L’une des premières conclusions que nous pouvons tirer de ce constat est l’impérieuse nécessité de respecter les prévisions de la loi de programmation militaire en matière d’équipements.
Nous savons par ailleurs que la demande des organisations internationales pour que nous nous engagions dans des opérations de maintien de la paix demeurera très importante.

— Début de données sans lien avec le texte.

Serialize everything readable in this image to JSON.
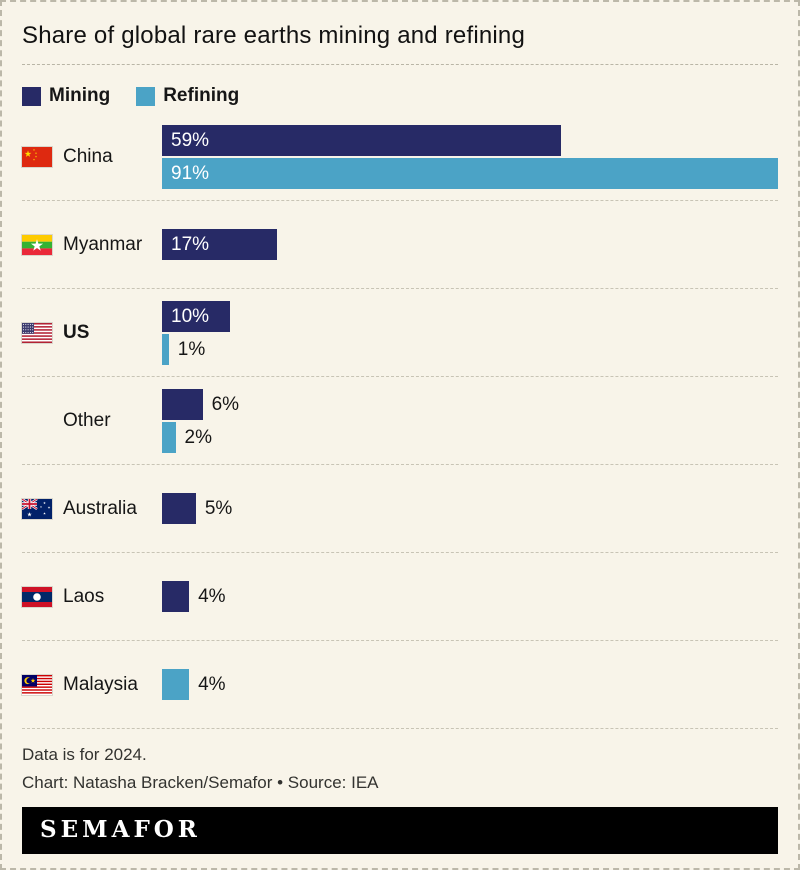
{
  "title": "Share of global rare earths mining and refining",
  "legend": [
    {
      "label": "Mining",
      "color": "#272a66"
    },
    {
      "label": "Refining",
      "color": "#4ba3c6"
    }
  ],
  "chart_data": {
    "type": "bar",
    "orientation": "horizontal",
    "unit": "%",
    "xmax": 91,
    "series_names": [
      "Mining",
      "Refining"
    ],
    "rows": [
      {
        "label": "China",
        "flag": "china",
        "bold": false,
        "bars": [
          {
            "series": "mining",
            "value": 59
          },
          {
            "series": "refining",
            "value": 91
          }
        ]
      },
      {
        "label": "Myanmar",
        "flag": "myanmar",
        "bold": false,
        "bars": [
          {
            "series": "mining",
            "value": 17
          }
        ]
      },
      {
        "label": "US",
        "flag": "us",
        "bold": true,
        "bars": [
          {
            "series": "mining",
            "value": 10
          },
          {
            "series": "refining",
            "value": 1
          }
        ]
      },
      {
        "label": "Other",
        "flag": null,
        "bold": false,
        "bars": [
          {
            "series": "mining",
            "value": 6
          },
          {
            "series": "refining",
            "value": 2
          }
        ]
      },
      {
        "label": "Australia",
        "flag": "australia",
        "bold": false,
        "bars": [
          {
            "series": "mining",
            "value": 5
          }
        ]
      },
      {
        "label": "Laos",
        "flag": "laos",
        "bold": false,
        "bars": [
          {
            "series": "mining",
            "value": 4
          }
        ]
      },
      {
        "label": "Malaysia",
        "flag": "malaysia",
        "bold": false,
        "bars": [
          {
            "series": "refining",
            "value": 4
          }
        ]
      }
    ]
  },
  "footer": {
    "note": "Data is for 2024.",
    "credit": "Chart: Natasha Bracken/Semafor • Source: IEA",
    "logo": "SEMAFOR"
  },
  "colors": {
    "mining": "#272a66",
    "refining": "#4ba3c6",
    "background": "#f8f4e9",
    "separator": "#c8c4b5"
  }
}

On a pu récemment le constater avec les demandes faites aux Européens par le secrétaire général de l’ONU pour intervenir comme force intérimaire en République démocratique du Congo, en attendant une augmentation du contingent des troupes onusiennes déployées dans ce pays.

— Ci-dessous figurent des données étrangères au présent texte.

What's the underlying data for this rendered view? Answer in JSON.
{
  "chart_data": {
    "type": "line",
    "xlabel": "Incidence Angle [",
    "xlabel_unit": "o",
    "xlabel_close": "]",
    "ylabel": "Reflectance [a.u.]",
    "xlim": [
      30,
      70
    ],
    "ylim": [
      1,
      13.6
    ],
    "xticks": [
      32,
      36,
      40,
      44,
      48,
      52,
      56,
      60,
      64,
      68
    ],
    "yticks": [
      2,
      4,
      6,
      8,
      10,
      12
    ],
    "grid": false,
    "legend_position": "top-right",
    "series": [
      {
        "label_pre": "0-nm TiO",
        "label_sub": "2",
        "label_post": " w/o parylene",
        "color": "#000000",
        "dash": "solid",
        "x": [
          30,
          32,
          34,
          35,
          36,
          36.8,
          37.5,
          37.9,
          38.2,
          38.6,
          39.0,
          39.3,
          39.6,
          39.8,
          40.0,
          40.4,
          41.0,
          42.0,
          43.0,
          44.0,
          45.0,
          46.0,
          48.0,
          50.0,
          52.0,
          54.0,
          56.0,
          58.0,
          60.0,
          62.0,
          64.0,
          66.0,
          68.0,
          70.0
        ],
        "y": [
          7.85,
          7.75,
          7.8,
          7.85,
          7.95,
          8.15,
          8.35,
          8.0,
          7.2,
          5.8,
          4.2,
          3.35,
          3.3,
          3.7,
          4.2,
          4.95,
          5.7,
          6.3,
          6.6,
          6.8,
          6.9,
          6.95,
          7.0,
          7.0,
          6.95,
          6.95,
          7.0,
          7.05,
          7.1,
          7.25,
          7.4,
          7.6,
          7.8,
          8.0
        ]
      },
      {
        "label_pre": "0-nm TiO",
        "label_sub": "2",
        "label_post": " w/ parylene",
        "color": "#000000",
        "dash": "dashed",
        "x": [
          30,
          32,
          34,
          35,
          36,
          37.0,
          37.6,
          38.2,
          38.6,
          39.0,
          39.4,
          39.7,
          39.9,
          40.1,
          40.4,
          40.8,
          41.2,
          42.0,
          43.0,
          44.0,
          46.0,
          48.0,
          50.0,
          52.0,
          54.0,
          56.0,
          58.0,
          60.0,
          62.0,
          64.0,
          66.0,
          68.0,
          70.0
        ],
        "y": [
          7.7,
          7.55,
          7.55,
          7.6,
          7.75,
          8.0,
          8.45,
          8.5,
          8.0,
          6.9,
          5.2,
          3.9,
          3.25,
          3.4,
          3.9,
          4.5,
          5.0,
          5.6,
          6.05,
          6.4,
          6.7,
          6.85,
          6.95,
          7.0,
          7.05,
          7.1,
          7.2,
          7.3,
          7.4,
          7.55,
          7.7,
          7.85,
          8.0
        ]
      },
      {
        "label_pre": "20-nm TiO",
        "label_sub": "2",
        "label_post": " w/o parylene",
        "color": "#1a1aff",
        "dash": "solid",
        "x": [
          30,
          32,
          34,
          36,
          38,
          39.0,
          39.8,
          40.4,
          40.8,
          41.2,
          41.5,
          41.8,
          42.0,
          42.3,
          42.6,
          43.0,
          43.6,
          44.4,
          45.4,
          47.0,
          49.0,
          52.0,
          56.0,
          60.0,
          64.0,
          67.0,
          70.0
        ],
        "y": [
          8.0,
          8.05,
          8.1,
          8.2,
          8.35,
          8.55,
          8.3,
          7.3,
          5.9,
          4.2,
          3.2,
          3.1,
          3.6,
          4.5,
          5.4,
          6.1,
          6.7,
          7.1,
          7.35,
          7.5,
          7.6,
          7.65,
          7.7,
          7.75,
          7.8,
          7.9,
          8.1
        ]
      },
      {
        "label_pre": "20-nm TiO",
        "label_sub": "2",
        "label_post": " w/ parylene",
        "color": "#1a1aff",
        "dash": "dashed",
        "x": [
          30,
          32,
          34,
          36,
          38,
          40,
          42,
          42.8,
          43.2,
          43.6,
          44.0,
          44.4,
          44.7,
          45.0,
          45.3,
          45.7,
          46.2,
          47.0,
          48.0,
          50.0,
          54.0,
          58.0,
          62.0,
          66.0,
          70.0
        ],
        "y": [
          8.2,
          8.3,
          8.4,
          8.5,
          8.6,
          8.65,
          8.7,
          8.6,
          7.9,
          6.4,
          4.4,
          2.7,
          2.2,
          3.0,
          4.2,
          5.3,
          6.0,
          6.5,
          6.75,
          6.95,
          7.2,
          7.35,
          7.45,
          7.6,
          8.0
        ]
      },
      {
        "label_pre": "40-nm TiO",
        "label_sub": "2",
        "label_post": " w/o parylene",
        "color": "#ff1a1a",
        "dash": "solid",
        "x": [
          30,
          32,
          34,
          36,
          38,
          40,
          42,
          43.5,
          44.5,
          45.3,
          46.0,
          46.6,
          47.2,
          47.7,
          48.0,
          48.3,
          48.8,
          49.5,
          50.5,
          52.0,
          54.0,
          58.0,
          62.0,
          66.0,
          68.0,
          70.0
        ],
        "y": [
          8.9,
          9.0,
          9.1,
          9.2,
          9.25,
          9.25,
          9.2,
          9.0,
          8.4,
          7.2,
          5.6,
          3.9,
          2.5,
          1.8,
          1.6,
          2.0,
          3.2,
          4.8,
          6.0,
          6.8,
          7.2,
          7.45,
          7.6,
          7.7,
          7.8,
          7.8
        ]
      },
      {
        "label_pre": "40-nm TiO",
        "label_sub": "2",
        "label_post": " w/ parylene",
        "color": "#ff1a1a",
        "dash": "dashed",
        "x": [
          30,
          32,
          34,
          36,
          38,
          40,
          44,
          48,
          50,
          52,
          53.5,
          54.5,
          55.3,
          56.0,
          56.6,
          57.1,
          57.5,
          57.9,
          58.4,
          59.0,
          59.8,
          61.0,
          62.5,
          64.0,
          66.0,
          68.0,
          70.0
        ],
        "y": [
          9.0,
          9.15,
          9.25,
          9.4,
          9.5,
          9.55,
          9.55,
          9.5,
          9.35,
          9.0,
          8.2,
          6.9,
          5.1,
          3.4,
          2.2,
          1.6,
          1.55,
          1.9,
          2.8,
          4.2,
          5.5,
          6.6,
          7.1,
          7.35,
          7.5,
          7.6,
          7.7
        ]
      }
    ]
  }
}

Dans ce contexte, et si les responsabilités de notre pays nous engagent à répondre favorablement à des demandes nouvelles, nous devons travailler sur des options d’allégement des opérations existantes en gardant comme hypothèse celle d’un déploiement de même ordre de grandeur, c’est-à-dire plus ou moins 12 000 hommes.
L’option politique doit également être privilégiée, comme le montre l’évolution extraordinairement rapide de la situation dans les Kivus après le rapprochement des gouvernements du Rwanda et de la République démocratique du Congo. Monsieur le ministre des affaires étrangères, je sais combien nos diplomates, sous votre autorité, s’emploient à cette tâche dont le succès permet d’éviter, dans bien des cas, le déploiement ou le renforcement de forces d’interposition ou de maintien de la paix.
S’agissant de ces options d’allégement de nos opérations extérieures, les pistes de travail me paraissent assez évidentes. Elles concernent, en premier lieu, le Tchad et la République centrafricaine.
Le Tchad présente un intérêt stratégique majeur pour la France. La stabilité de ce pays, situé au cœur de l’arc de crise, dans l’Afrique sub-saharienne et au contact direct d’États d’une grande fragilité, comme le Soudan menacé de partition ou la République centrafricaine dont l’autorité des institutions présente un caractère théorique, est un enjeu de première importance.
Par conséquent, le maintien, voire le renforcement, des opérations Épervier et Boali paraît s’imposer. Ce renforcement sera rendu possible par le retrait du contingent français de l’opération EUFOR Tchad-RCA à compter du 15 mars prochain et son remplacement par une opération de l’ONU.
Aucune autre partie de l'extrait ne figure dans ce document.